What does it mean? It comes from Live Free or Die. So it means just that, but on bikes. Be independent, take responsibility for your own actions, look after yourself and don’t take instruction from self appointed authority figures. Ride like you want to live. Ride free or die. It’s an aspiration and a code to live by. The phrase originates with free thinkers wanting a statement that stands for something. It was used as a motto in the French Revolution and by American states keen to express their independent spirit.
What’s that got to do with going to Blackpool?
Some people think of Blackpool as a half empty plate of greasy chips. A seedy, sleazy, brash place full of boozed up stag and hen parties which is ready to chew you up, rob your pocket and spit you out. And in some ways this is the truth, but as wise people know there are always two sides to every story. Blackpool is ace if you go with the right mind and see it as a half full plate of delicious chips. The magic that Blackpool conjures for children with the bright and twinkling lights, exciting noisy rides and games, fast foods and fizzy drinks, is also there for the adult with a love of having fun.

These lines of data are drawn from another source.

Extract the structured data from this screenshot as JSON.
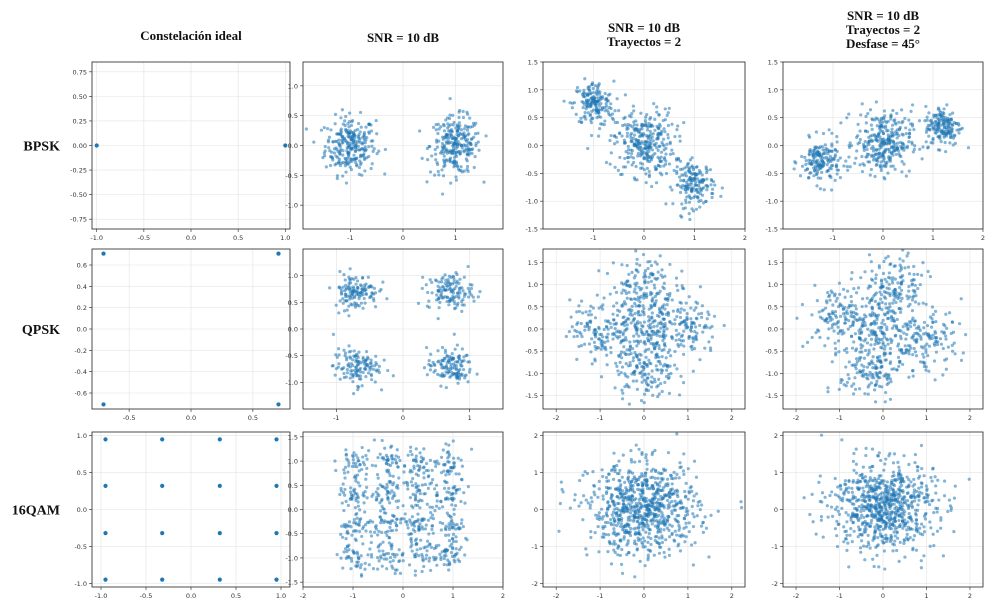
{
  "figure": {
    "column_titles": [
      [
        "Constelación ideal"
      ],
      [
        "SNR = 10 dB"
      ],
      [
        "SNR = 10 dB",
        "Trayectos = 2"
      ],
      [
        "SNR = 10 dB",
        "Trayectos = 2",
        "Desfase = 45°"
      ]
    ],
    "row_labels": [
      "BPSK",
      "QPSK",
      "16QAM"
    ]
  },
  "chart_data": [
    {
      "row": "BPSK",
      "col": "Constelación ideal",
      "type": "scatter",
      "color": "#1f77b4",
      "xlim": [
        -1.05,
        1.05
      ],
      "ylim": [
        -0.85,
        0.85
      ],
      "xticks": [
        -1.0,
        -0.5,
        0.0,
        0.5,
        1.0
      ],
      "xticklabels": [
        "-1.0",
        "-0.5",
        "0.0",
        "0.5",
        "1.0"
      ],
      "yticks": [
        0.75,
        0.5,
        0.25,
        0.0,
        -0.25,
        -0.5,
        -0.75
      ],
      "yticklabels": [
        "0.75",
        "0.50",
        "0.25",
        "0.00",
        "-0.25",
        "-0.50",
        "-0.75"
      ],
      "points": [
        [
          -1,
          0
        ],
        [
          1,
          0
        ]
      ]
    },
    {
      "row": "BPSK",
      "col": "SNR = 10 dB",
      "type": "scatter",
      "color": "#1f77b4",
      "xlim": [
        -1.9,
        1.9
      ],
      "ylim": [
        -1.4,
        1.4
      ],
      "xticks": [
        -1,
        0,
        1
      ],
      "xticklabels": [
        "-1",
        "0",
        "1"
      ],
      "yticks": [
        1.0,
        0.5,
        0.0,
        -0.5,
        -1.0
      ],
      "yticklabels": [
        "1.0",
        "0.5",
        "0.0",
        "-0.5",
        "-1.0"
      ],
      "clusters": [
        {
          "center": [
            -1,
            0
          ],
          "spread": 0.24,
          "n": 260
        },
        {
          "center": [
            1,
            0
          ],
          "spread": 0.24,
          "n": 260
        }
      ]
    },
    {
      "row": "BPSK",
      "col": "SNR = 10 dB / Trayectos = 2",
      "type": "scatter",
      "color": "#1f77b4",
      "xlim": [
        -2,
        2
      ],
      "ylim": [
        -1.5,
        1.5
      ],
      "xticks": [
        -1,
        0,
        1,
        2
      ],
      "xticklabels": [
        "-1",
        "0",
        "1",
        "2"
      ],
      "yticks": [
        1.5,
        1.0,
        0.5,
        0.0,
        -0.5,
        -1.0,
        -1.5
      ],
      "yticklabels": [
        "1.5",
        "1.0",
        "0.5",
        "0.0",
        "-0.5",
        "-1.0",
        "-1.5"
      ],
      "clusters": [
        {
          "center": [
            -1,
            0.75
          ],
          "spread": 0.2,
          "n": 170
        },
        {
          "center": [
            0,
            0.05
          ],
          "spread": 0.3,
          "n": 310
        },
        {
          "center": [
            1,
            -0.7
          ],
          "spread": 0.2,
          "n": 170
        }
      ]
    },
    {
      "row": "BPSK",
      "col": "SNR = 10 dB / Trayectos = 2 / Desfase = 45°",
      "type": "scatter",
      "color": "#1f77b4",
      "xlim": [
        -2,
        2
      ],
      "ylim": [
        -1.5,
        1.5
      ],
      "xticks": [
        -1,
        0,
        1,
        2
      ],
      "xticklabels": [
        "-1",
        "0",
        "1",
        "2"
      ],
      "yticks": [
        1.5,
        1.0,
        0.5,
        0.0,
        -0.5,
        -1.0,
        -1.5
      ],
      "yticklabels": [
        "1.5",
        "1.0",
        "0.5",
        "0.0",
        "-0.5",
        "-1.0",
        "-1.5"
      ],
      "clusters": [
        {
          "center": [
            -1.25,
            -0.3
          ],
          "spread": 0.2,
          "n": 170
        },
        {
          "center": [
            0,
            0.05
          ],
          "spread": 0.28,
          "n": 310
        },
        {
          "center": [
            1.2,
            0.35
          ],
          "spread": 0.18,
          "n": 170
        }
      ]
    },
    {
      "row": "QPSK",
      "col": "Constelación ideal",
      "type": "scatter",
      "color": "#1f77b4",
      "xlim": [
        -0.8,
        0.8
      ],
      "ylim": [
        -0.75,
        0.75
      ],
      "xticks": [
        -0.5,
        0.0,
        0.5
      ],
      "xticklabels": [
        "-0.5",
        "0.0",
        "0.5"
      ],
      "yticks": [
        0.6,
        0.4,
        0.2,
        0.0,
        -0.2,
        -0.4,
        -0.6
      ],
      "yticklabels": [
        "0.6",
        "0.4",
        "0.2",
        "0.0",
        "-0.2",
        "-0.4",
        "-0.6"
      ],
      "points": [
        [
          -0.707,
          0.707
        ],
        [
          0.707,
          0.707
        ],
        [
          -0.707,
          -0.707
        ],
        [
          0.707,
          -0.707
        ]
      ]
    },
    {
      "row": "QPSK",
      "col": "SNR = 10 dB",
      "type": "scatter",
      "color": "#1f77b4",
      "xlim": [
        -1.5,
        1.5
      ],
      "ylim": [
        -1.5,
        1.5
      ],
      "xticks": [
        -1,
        0,
        1
      ],
      "xticklabels": [
        "-1",
        "0",
        "1"
      ],
      "yticks": [
        1.0,
        0.5,
        0.0,
        -0.5,
        -1.0
      ],
      "yticklabels": [
        "1.0",
        "0.5",
        "0.0",
        "-0.5",
        "-1.0"
      ],
      "clusters": [
        {
          "center": [
            -0.707,
            0.707
          ],
          "spread": 0.17,
          "n": 130
        },
        {
          "center": [
            0.707,
            0.707
          ],
          "spread": 0.17,
          "n": 130
        },
        {
          "center": [
            -0.707,
            -0.707
          ],
          "spread": 0.17,
          "n": 130
        },
        {
          "center": [
            0.707,
            -0.707
          ],
          "spread": 0.17,
          "n": 130
        }
      ]
    },
    {
      "row": "QPSK",
      "col": "SNR = 10 dB / Trayectos = 2",
      "type": "scatter",
      "color": "#1f77b4",
      "xlim": [
        -2.3,
        2.3
      ],
      "ylim": [
        -1.8,
        1.8
      ],
      "xticks": [
        -2,
        -1,
        0,
        1,
        2
      ],
      "xticklabels": [
        "-2",
        "-1",
        "0",
        "1",
        "2"
      ],
      "yticks": [
        1.5,
        1.0,
        0.5,
        0.0,
        -0.5,
        -1.0,
        -1.5
      ],
      "yticklabels": [
        "1.5",
        "1.0",
        "0.5",
        "0.0",
        "-0.5",
        "-1.0",
        "-1.5"
      ],
      "clusters": [
        {
          "center": [
            -1.0,
            0.0
          ],
          "spread": 0.35,
          "n": 130
        },
        {
          "center": [
            0,
            1.0
          ],
          "spread": 0.35,
          "n": 130
        },
        {
          "center": [
            0,
            -1.0
          ],
          "spread": 0.35,
          "n": 130
        },
        {
          "center": [
            1.0,
            0.0
          ],
          "spread": 0.35,
          "n": 130
        },
        {
          "center": [
            0,
            0
          ],
          "spread": 0.4,
          "n": 200
        }
      ]
    },
    {
      "row": "QPSK",
      "col": "SNR = 10 dB / Trayectos = 2 / Desfase = 45°",
      "type": "scatter",
      "color": "#1f77b4",
      "xlim": [
        -2.3,
        2.3
      ],
      "ylim": [
        -1.8,
        1.8
      ],
      "xticks": [
        -2,
        -1,
        0,
        1,
        2
      ],
      "xticklabels": [
        "-2",
        "-1",
        "0",
        "1",
        "2"
      ],
      "yticks": [
        1.5,
        1.0,
        0.5,
        0.0,
        -0.5,
        -1.0,
        -1.5
      ],
      "yticklabels": [
        "1.5",
        "1.0",
        "0.5",
        "0.0",
        "-0.5",
        "-1.0",
        "-1.5"
      ],
      "clusters": [
        {
          "center": [
            -1.0,
            0.3
          ],
          "spread": 0.35,
          "n": 130
        },
        {
          "center": [
            0.3,
            1.0
          ],
          "spread": 0.35,
          "n": 130
        },
        {
          "center": [
            -0.3,
            -1.0
          ],
          "spread": 0.35,
          "n": 130
        },
        {
          "center": [
            1.0,
            -0.3
          ],
          "spread": 0.35,
          "n": 130
        },
        {
          "center": [
            0,
            0
          ],
          "spread": 0.4,
          "n": 200
        }
      ]
    },
    {
      "row": "16QAM",
      "col": "Constelación ideal",
      "type": "scatter",
      "color": "#1f77b4",
      "xlim": [
        -1.1,
        1.1
      ],
      "ylim": [
        -1.05,
        1.05
      ],
      "xticks": [
        -1.0,
        -0.5,
        0.0,
        0.5,
        1.0
      ],
      "xticklabels": [
        "-1.0",
        "-0.5",
        "0.0",
        "0.5",
        "1.0"
      ],
      "yticks": [
        1.0,
        0.5,
        0.0,
        -0.5,
        -1.0
      ],
      "yticklabels": [
        "1.0",
        "0.5",
        "0.0",
        "-0.5",
        "-1.0"
      ],
      "points": [
        [
          -0.95,
          0.95
        ],
        [
          -0.32,
          0.95
        ],
        [
          0.32,
          0.95
        ],
        [
          0.95,
          0.95
        ],
        [
          -0.95,
          0.32
        ],
        [
          -0.32,
          0.32
        ],
        [
          0.32,
          0.32
        ],
        [
          0.95,
          0.32
        ],
        [
          -0.95,
          -0.32
        ],
        [
          -0.32,
          -0.32
        ],
        [
          0.32,
          -0.32
        ],
        [
          0.95,
          -0.32
        ],
        [
          -0.95,
          -0.95
        ],
        [
          -0.32,
          -0.95
        ],
        [
          0.32,
          -0.95
        ],
        [
          0.95,
          -0.95
        ]
      ]
    },
    {
      "row": "16QAM",
      "col": "SNR = 10 dB",
      "type": "scatter",
      "color": "#1f77b4",
      "xlim": [
        -2,
        2
      ],
      "ylim": [
        -1.6,
        1.6
      ],
      "xticks": [
        -2,
        -1,
        0,
        1,
        2
      ],
      "xticklabels": [
        "-2",
        "-1",
        "0",
        "1",
        "2"
      ],
      "yticks": [
        1.5,
        1.0,
        0.5,
        0.0,
        -0.5,
        -1.0,
        -1.5
      ],
      "yticklabels": [
        "1.5",
        "1.0",
        "0.5",
        "0.0",
        "-0.5",
        "-1.0",
        "-1.5"
      ],
      "grid16": {
        "levels": [
          -0.95,
          -0.32,
          0.32,
          0.95
        ],
        "spread": 0.17,
        "n_per": 45
      }
    },
    {
      "row": "16QAM",
      "col": "SNR = 10 dB / Trayectos = 2",
      "type": "scatter",
      "color": "#1f77b4",
      "xlim": [
        -2.3,
        2.3
      ],
      "ylim": [
        -2.1,
        2.1
      ],
      "xticks": [
        -2,
        -1,
        0,
        1,
        2
      ],
      "xticklabels": [
        "-2",
        "-1",
        "0",
        "1",
        "2"
      ],
      "yticks": [
        2,
        1,
        0,
        -1,
        -2
      ],
      "yticklabels": [
        "2",
        "1",
        "0",
        "-1",
        "-2"
      ],
      "blob": {
        "center": [
          0,
          0
        ],
        "spread": 0.62,
        "n": 800
      }
    },
    {
      "row": "16QAM",
      "col": "SNR = 10 dB / Trayectos = 2 / Desfase = 45°",
      "type": "scatter",
      "color": "#1f77b4",
      "xlim": [
        -2.3,
        2.3
      ],
      "ylim": [
        -2.1,
        2.1
      ],
      "xticks": [
        -2,
        -1,
        0,
        1,
        2
      ],
      "xticklabels": [
        "-2",
        "-1",
        "0",
        "1",
        "2"
      ],
      "yticks": [
        2,
        1,
        0,
        -1,
        -2
      ],
      "yticklabels": [
        "2",
        "1",
        "0",
        "-1",
        "-2"
      ],
      "blob": {
        "center": [
          0,
          0.1
        ],
        "spread": 0.6,
        "n": 780
      }
    }
  ]
}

Ride the Lights is a fabulous free event that gives cyclists a preview to the famous Blackpool illuminations before the official switch on. There is open access to the promenade and cars are banned for the night.
The end of the summer holidays and the turn of the season to autumn has always been brightened for northerners with a trip to Blackpool illuminations. The bright lights and promise of one more ice cream before the winter, have brought the crowds in for years.
Riding a bike with thousands of others under the spectacle of the lights was truly magical. No sitting in the traffic, with all the noise and fumes and in car arguments. Instead the quiet madness of a mass of bicycles. Sensible adults in hi viz vests, wide eyed children, road racing cyclists on ten grand bikes, local ragamuffins racing their supermarket bikes and BMXs, everyone was together, everyone rode free. The remarkable thing was that despite the general chaos, nothing bad seemed to happen. Cycling truly is a magical thing and it can’t help but bring people together.
Riding the Lights also goes down in HebTroCo history as the first trip out wearing a complete outfit. The 1485 Wool Jacket takes our range above the belt and is worn here with Olive GVNR trousers, Chukka Boots and a CNC Belt.
There were highlights of the night apart from the general splendour of being outside, independently powering along with nothing more than leg power. The vanilla ice cream from Notariannis on Waterloo Road was delicious, proving that simple done well is usually the best. Eating chips outside the front of the North Pier, listening to the turn belting out 70s pop classics was sweet nostalgia, strangely rousing and just hilarious. Funniest of all though was a pair of dodgems, retired presumably from service on the Pleasure Beach, cruising sedately down the Golden Mile, one containing the Pope and a nun, the other driven by PC Plod and his twin. They might not have strictly speaking been bicycles, but they were certainly riding free.